Ciclismo

Pogačar cuidou mais do bromance com Del Toro do que se preocupou em celebrar a conquista do quinto Tour. Carapaz agradeceu

Os dois colegas de equipa cruzaram a meta abraçados
Os dois colegas de equipa cruzaram a meta abraçados
Luc Claessen

Richard Carapaz venceu pela segunda vez na Volta a França e assegurou a conquista da classificação dos trepadores. Em nova chegada ao Alpe d'Huez, o equatoriano beneficiou dos azares de Sepp Kuss. Sem nada a perder, Tadej Pogačar propôs a criação do maillot da solidariedade. Apesar das tentativas de Isaac Del Toro, Remco Evenepoel vai ficar com a segunda posição da geral enquanto o mexicano completa o pódio e arrecada a camisola da juventude

Chegou a parecer mesmo que a Visma ia vingar o abandono de Jonas Vingegaard. Sepp Kuss, proveniente da fuga, tinha uma margem razoável a sete quilómetros da meta. Após uma corrida que atravessou as subidas mais exigentes do Tour, foi numa descida que o norte-americano deitpu tudo a perder. Num espaço de cerca de dois quilómetros, o líder da etapa conseguiu a proeza de testar a armadura de licra contra o chão num par de ocasiões.
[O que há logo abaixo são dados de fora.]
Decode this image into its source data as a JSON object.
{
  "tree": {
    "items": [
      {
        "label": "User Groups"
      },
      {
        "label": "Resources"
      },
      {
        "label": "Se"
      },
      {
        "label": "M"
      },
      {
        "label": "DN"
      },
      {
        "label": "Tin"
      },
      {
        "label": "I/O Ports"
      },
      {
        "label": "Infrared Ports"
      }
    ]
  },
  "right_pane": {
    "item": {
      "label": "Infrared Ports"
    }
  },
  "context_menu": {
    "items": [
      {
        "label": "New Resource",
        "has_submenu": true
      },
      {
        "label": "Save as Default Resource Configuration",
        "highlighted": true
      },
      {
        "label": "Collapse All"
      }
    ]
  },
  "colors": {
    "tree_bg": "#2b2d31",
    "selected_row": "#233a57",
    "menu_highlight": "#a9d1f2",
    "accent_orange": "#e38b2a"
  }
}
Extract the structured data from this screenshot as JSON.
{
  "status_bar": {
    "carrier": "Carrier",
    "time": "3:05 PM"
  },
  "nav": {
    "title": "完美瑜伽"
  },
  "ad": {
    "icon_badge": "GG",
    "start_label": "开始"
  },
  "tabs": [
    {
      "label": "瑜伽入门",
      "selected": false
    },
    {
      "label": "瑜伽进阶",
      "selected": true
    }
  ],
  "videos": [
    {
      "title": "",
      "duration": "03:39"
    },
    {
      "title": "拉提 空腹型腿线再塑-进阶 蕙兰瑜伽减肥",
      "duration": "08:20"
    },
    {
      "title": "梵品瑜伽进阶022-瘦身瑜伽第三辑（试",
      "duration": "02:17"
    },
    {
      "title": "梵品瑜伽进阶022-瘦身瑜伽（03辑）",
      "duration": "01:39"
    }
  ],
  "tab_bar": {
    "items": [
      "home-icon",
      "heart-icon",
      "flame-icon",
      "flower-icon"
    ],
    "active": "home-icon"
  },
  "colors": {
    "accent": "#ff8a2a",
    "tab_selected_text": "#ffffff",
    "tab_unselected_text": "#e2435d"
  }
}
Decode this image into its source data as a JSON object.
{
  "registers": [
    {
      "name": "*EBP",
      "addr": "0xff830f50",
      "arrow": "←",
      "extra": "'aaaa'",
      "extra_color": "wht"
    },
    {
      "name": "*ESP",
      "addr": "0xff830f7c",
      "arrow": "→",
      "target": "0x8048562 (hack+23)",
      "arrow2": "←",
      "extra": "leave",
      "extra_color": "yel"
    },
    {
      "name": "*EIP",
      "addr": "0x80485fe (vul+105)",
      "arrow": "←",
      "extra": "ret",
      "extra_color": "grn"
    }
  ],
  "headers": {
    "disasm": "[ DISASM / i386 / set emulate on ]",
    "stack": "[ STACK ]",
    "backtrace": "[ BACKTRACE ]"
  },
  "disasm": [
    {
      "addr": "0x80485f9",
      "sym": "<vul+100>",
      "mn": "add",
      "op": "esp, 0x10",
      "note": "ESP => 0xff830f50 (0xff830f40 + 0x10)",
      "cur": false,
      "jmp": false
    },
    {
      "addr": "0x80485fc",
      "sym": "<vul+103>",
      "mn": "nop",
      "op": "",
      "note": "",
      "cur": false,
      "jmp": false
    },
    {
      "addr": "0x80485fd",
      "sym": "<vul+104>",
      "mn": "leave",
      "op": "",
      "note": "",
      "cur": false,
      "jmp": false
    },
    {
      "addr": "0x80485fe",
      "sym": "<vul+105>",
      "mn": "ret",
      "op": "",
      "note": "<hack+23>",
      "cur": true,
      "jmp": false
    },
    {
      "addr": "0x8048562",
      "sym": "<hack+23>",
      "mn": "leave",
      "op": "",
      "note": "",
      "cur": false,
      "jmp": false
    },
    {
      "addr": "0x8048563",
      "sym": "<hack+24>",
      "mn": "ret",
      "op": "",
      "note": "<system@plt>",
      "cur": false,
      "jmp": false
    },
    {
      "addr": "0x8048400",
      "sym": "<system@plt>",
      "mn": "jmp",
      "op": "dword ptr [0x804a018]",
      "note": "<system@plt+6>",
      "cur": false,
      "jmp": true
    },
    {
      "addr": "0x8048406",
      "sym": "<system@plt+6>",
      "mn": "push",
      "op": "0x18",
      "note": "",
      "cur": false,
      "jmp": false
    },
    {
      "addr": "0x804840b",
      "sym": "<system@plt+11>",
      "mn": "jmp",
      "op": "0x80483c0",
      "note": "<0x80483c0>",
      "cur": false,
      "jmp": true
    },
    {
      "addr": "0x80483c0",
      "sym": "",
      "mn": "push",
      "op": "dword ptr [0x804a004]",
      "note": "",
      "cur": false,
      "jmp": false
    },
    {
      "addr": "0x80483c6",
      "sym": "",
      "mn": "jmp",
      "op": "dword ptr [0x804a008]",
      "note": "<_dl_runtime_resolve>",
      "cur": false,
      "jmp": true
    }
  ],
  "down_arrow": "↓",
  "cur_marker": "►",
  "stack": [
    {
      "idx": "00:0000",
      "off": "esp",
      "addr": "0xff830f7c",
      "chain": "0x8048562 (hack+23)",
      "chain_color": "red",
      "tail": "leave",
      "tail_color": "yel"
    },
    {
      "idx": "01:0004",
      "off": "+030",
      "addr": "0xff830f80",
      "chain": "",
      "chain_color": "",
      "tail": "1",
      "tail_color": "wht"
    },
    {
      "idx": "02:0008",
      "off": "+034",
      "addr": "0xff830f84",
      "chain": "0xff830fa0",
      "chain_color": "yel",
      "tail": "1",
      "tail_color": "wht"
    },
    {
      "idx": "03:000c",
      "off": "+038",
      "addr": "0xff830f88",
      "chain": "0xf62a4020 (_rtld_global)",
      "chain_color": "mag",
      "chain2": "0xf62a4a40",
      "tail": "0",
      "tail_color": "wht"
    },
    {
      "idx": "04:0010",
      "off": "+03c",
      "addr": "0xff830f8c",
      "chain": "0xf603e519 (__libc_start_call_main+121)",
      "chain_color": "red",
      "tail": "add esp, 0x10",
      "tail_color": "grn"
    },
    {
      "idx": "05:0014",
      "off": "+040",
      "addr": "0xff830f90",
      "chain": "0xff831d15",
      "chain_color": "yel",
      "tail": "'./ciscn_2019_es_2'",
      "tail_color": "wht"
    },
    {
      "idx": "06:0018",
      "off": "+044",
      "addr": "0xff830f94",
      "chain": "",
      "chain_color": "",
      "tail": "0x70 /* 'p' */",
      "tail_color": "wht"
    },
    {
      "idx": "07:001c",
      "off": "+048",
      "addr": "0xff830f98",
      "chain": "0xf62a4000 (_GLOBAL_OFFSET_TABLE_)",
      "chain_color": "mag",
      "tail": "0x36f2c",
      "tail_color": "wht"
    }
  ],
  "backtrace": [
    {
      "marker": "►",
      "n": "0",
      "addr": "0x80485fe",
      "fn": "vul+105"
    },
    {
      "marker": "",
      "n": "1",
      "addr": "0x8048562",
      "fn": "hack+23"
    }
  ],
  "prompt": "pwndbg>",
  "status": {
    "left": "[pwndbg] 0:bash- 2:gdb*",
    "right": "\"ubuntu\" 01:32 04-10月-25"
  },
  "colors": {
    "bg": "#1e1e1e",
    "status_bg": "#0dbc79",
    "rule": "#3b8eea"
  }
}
Os contratempos permitiram a ultrapassagem de Richard Carapaz, outro membro dos dissidentes originais. O equatoriano alcançou a segunda vitória nesta edição da Volta a França e, no mesmo dia, assegurou a conquista da classificação da montanha. A transparência do equatoriano expõe com clareza as sensações transmitidas pelo corpo. Igualmente à vista ficam as emoções que transbordam. É pura honestidade vestida de branco às bolinhas vermelhas.

O equatoriano bisou no Tour e garantiu o título de melhor trepador
Luc Claessen

Para quem não é talhado para isto das subidas de categoria especial, a etapa foi um tortura desde o quilómetro zero. Foi uma jornada inclinadíssima que fragmentou o pelotão instantaneamente e causou tanta agitação que a corrida se tornou num batido. Perceber se a etapa 20, de novo com chegada ao Alpe d'Huez, ia pender para a fuga, que contou com a honrosa presença de Juan Ayuso, ou para aqueles que se têm digladiado pela classificação geral prevaleceu durante muito tempo.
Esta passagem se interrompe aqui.